Pour conclure : quelles sont les motivations qui vous animent dans votre travail quotidien, et quels objectifs souhaitez-vous atteindre avec Gasser Ceramic au cours des prochaines années ?
Julienne Gasser : Après une année passée dans l’entreprise, je peux affirmer que Gasser Ceramic est une entreprise formidable au sein de laquelle j’aimerais passer le reste de ma vie professionnelle. À mon sens, emprunter de nouvelles voies avec Lukas et notre équipe représente une immense opportunité. Je rêve depuis mon enfance de rejoindre un jour l’entreprise familiale. Le fait que la troisième génération nous fasse confiance et nous ait choisis comme successeurs me touche particulièrement. Je suis enthousiasmée par la possibilité de positionner encore plus solidement le matériau de construction qu’est l’argile, et de faire prendre conscience de la plus-value qu’elle apporte à une construction durable et pérenne. Au cours des prochaines années, je souhaite avant tout consolider notre force d’innovation, faire avancer de nouveaux projets et continuer à faire de Gasser Ceramic un employeur attrayant et un partenaire fiable, en poursuivant toujours l’objectif de préserver la tradition familiale tout en regardant vers l’avenir. Nous ne sommes pas effrayés par les défis de la branche, car nous estimons qu’ils représentent pour nous une opportunité.
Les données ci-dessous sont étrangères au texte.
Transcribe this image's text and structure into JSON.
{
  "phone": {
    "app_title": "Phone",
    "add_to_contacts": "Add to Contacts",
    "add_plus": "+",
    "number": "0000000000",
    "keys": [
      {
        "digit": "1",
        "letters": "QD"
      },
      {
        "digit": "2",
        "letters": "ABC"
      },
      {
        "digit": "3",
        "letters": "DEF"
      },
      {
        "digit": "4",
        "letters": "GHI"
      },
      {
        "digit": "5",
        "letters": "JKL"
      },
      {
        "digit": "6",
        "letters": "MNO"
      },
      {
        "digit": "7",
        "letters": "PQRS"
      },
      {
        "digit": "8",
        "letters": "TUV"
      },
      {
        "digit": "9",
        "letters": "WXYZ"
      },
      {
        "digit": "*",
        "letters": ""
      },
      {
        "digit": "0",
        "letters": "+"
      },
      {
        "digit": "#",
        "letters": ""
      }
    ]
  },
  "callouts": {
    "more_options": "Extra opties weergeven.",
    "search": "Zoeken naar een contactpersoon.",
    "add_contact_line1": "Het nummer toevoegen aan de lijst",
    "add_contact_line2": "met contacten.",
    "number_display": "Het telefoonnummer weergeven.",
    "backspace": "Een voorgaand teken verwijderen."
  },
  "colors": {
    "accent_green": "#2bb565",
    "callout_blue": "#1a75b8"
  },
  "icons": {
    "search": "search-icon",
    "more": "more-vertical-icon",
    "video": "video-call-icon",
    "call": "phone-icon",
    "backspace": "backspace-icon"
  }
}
Lukas Schläppi : La diversité de notre travail me motive plus que tout. Nous sommes l’une des rares entreprises à couvrir la quasi-totalité de la chaîne de valeur, ce qui rend notre travail quotidien passionnant et varié. En outre, je suis comblé lorsque je vois comment cette interaction entre l’humain et la machine, semblable à celle d’un orchestre, donne naissance à un produit durable qui façonne notre paysage et protège efficacement contre les intempéries. Mon objectif pour ces prochaines années est donc de veiller à ce que cet orchestre suive la cadence et joue quelques mesures supplémentaires qui témoigneront de notre capacité à nous adapter à l’évolution des besoins, tout en restant fidèles à nos valeurs.